İmamoğlu'ndan Şok Karar! Duruşmaya Gitmiyor: Neler Oluyor?
İstanbul Büyükşehir Belediye (İBB) Başkanı Ekrem İmamoğlu, Silivri Cezaevi'nde görülecek olan ve kendisinin de sanığı olduğu 'bilirkişi davası' olarak bilinen duruşmaya katılmayacağını duyurdu. İmamoğlu, bu kararını yargılama sürecindeki usulsüzlükleri gerekçe göstererek açıkladı. Peki, bu beklenmedik kararın arkasında yatan sebepler neler? İmamoğlu'nun bu hamlesi siyasi arenada nasıl yankı bulacak?
İmamoğlu'ndan Sert Tepki: "Aldığımız Nefese Dava Açıyorsunuz!"
Ekrem İmamoğlu, duruşmaya katılmama kararını kamuoyuna duyururken, yargılama sürecine yönelik sert eleştirilerde bulundu. "Aldığımız nefese dava açıyorsunuz. Her davanın savcısı aynı, bilirkişisi aynı, hukuksuzluğu aynı" ifadelerini kullanan İmamoğlu, yargılamanın adil ve şeffaf bir şekilde yürütülmediğini savundu. Ayrıca, duruşma yerinin son anda değiştirilmesine ve savunma hakkının engellenmesine de tepki gösterdi.
İmamoğlu'nun Cumhurbaşkanlığı Aday Ofisi hesabından yapılan açıklamada şu ifadelere yer verildi:
- "Bunlar da yetmiyor bir gün önce yargılamanın yapılacağı yeri değiştiriyor bana ve avukatlarıma son anda haber veriyorsunuz."
- "Kendimizi savunmamızdan bile korkuyorsunuz."
- "Savunma hakkımızı engelleyen bu keyfi uygulamalarınızı kabul etmiyorum."
- "Bugünkü duruşma usulsüzdür, yargılama esaslarına uygun değildir."
- "Böyle bir sürecin parçası olmayı reddediyorum ve bu nedenle bu duruşmaya katılmayacağım."
- "Bağımsız Türk yargısına ve yargı üyelerine sonuna kadar güveniyorum, ama planlanan bu sürecin bir parçası olmayı reddediyorum."
Davanın Arka Planı: "Turpun Büyüğü" Basın Toplantısı
Söz konusu dava, Ekrem İmamoğlu'nun 27 Ocak'ta yaptığı "Turpun Büyüğü" başlıklı basın toplantısıyla ilgili açılmıştı. Bu basın toplantısında İmamoğlu, İBB'deki bazı usulsüzlük iddialarına değinmiş ve çeşitli açıklamalarda bulunmuştu. Davanın içeriği ve İmamoğlu'na yöneltilen suçlamalar hakkında henüz detaylı bir bilgi bulunmamakla birlikte, İmamoğlu'nun bu davanın siyasi bir motivasyonla açıldığını düşündüğü anlaşılıyor.
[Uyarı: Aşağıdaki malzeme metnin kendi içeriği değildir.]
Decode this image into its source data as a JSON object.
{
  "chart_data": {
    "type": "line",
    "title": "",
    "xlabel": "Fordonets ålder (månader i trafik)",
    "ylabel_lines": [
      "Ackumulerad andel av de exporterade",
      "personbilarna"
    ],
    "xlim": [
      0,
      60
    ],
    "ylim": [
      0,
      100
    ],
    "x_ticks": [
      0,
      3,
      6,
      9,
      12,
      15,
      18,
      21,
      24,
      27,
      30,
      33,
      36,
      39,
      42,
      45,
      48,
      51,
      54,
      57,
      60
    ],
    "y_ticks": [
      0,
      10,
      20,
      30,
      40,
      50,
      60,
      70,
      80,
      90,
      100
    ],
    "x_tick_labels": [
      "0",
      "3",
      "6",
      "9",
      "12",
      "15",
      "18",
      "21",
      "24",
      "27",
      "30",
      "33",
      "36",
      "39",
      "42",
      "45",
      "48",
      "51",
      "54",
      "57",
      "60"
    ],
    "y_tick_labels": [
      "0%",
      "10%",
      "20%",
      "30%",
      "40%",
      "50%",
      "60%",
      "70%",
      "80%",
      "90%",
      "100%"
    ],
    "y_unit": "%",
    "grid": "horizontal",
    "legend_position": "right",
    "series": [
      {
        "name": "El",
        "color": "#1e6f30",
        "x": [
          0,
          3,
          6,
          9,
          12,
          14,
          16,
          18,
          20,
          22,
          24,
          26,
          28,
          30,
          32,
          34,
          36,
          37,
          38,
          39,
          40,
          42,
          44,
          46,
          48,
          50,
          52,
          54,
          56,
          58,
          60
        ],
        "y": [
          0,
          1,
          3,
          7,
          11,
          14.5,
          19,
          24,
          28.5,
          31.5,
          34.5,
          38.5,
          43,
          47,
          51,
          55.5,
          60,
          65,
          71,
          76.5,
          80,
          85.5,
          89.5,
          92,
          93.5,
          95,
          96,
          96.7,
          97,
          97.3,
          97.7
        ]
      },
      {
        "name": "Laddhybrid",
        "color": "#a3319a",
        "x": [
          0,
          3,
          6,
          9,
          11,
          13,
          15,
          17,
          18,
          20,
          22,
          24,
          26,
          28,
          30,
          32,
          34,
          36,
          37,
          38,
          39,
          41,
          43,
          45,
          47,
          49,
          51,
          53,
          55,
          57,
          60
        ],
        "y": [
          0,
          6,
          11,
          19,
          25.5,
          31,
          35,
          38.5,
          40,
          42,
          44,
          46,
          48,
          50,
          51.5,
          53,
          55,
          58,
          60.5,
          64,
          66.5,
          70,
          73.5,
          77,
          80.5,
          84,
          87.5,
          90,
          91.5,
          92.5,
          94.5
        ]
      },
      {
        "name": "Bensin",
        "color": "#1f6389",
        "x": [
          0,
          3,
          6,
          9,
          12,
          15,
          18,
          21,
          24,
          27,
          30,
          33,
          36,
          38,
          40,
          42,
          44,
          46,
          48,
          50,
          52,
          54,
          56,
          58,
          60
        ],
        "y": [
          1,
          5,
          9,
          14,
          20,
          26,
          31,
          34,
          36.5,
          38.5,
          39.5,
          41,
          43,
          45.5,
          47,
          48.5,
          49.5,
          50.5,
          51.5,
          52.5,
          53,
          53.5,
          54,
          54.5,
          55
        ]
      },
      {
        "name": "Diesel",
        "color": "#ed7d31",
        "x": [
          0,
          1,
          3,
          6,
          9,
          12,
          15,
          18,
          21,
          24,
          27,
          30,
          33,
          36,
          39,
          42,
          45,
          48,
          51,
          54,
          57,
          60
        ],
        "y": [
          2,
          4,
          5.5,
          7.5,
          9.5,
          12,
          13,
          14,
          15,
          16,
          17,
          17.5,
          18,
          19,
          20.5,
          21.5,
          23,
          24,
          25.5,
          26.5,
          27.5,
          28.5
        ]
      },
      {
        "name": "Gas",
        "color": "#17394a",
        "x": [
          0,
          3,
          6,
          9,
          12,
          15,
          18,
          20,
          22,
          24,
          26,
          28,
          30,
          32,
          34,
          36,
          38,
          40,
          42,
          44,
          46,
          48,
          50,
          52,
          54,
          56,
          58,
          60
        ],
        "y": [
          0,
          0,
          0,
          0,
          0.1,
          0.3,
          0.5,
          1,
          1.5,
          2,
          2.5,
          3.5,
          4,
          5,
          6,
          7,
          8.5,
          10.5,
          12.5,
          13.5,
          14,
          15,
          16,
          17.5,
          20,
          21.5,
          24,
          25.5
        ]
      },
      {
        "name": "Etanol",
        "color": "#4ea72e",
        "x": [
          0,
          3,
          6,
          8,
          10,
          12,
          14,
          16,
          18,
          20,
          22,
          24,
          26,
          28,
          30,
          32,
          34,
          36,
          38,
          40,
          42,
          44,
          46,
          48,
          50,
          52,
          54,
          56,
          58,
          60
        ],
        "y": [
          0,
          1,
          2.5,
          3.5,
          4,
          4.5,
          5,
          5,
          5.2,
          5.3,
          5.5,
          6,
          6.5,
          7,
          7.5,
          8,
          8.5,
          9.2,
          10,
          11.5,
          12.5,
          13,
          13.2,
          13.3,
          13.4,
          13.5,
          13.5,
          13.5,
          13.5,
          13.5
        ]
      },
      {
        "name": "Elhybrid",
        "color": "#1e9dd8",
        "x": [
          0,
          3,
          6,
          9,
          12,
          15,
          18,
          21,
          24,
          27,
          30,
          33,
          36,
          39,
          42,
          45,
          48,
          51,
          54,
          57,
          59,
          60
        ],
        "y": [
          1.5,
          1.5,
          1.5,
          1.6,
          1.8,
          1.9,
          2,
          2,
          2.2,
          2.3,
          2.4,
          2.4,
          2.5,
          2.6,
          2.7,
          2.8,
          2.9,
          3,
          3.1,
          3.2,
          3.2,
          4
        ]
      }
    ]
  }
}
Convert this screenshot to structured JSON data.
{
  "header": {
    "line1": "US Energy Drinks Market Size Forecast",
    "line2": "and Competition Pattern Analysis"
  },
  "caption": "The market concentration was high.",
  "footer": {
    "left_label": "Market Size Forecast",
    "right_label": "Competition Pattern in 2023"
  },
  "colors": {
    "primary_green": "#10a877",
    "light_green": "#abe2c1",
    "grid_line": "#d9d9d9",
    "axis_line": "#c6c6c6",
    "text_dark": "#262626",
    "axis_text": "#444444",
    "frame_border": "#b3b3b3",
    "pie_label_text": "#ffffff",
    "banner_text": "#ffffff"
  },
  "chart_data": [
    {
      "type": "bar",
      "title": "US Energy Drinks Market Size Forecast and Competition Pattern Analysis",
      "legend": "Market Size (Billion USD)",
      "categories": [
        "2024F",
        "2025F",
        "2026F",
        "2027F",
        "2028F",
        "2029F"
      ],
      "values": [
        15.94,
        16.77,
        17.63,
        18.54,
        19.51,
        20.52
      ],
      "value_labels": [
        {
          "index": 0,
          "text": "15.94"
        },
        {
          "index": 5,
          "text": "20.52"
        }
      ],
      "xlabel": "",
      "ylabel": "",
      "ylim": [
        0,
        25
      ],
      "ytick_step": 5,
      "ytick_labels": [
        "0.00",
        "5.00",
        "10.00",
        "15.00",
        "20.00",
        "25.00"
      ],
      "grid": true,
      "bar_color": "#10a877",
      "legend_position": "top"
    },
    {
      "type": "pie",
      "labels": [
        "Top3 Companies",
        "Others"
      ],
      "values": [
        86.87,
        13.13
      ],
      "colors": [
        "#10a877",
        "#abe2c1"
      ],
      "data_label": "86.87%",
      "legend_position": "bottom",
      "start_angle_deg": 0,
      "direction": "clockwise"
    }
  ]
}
Türkiye'de yargı süreçleri sıklıkla tartışma konusu olmuştur. Özellikle son yıllarda, siyasi davalarda yaşanan gelişmeler ve yargının bağımsızlığına yönelik eleştiriler kamuoyunun gündeminde önemli bir yer tutmaktadır. Yargı bağımsızlığı, bir hukuk devletinin temel unsurlarından biridir ve adil yargılamanın sağlanması için hayati öneme sahiptir. Yargının bağımsızlığına gölge düşüren her türlü uygulama, toplumun adalete olan güvenini sarsmakta ve hukuk devletine olan inancı zedelemektedir.
Ekrem İmamoğlu'nun duruşmaya katılmama kararı, yargılama sürecine yönelik ciddi bir protesto niteliği taşıyor. Bu karar, İmamoğlu'nun yargı sistemine olan güvenini sorguladığını ve davanın siyasi bir kumpas olduğunu düşündüğünü gösteriyor. Bu durum, Türkiye'deki yargı sisteminin işleyişi ve siyasi davaların adilliği konularında yeni tartışmaları beraberinde getirebilir.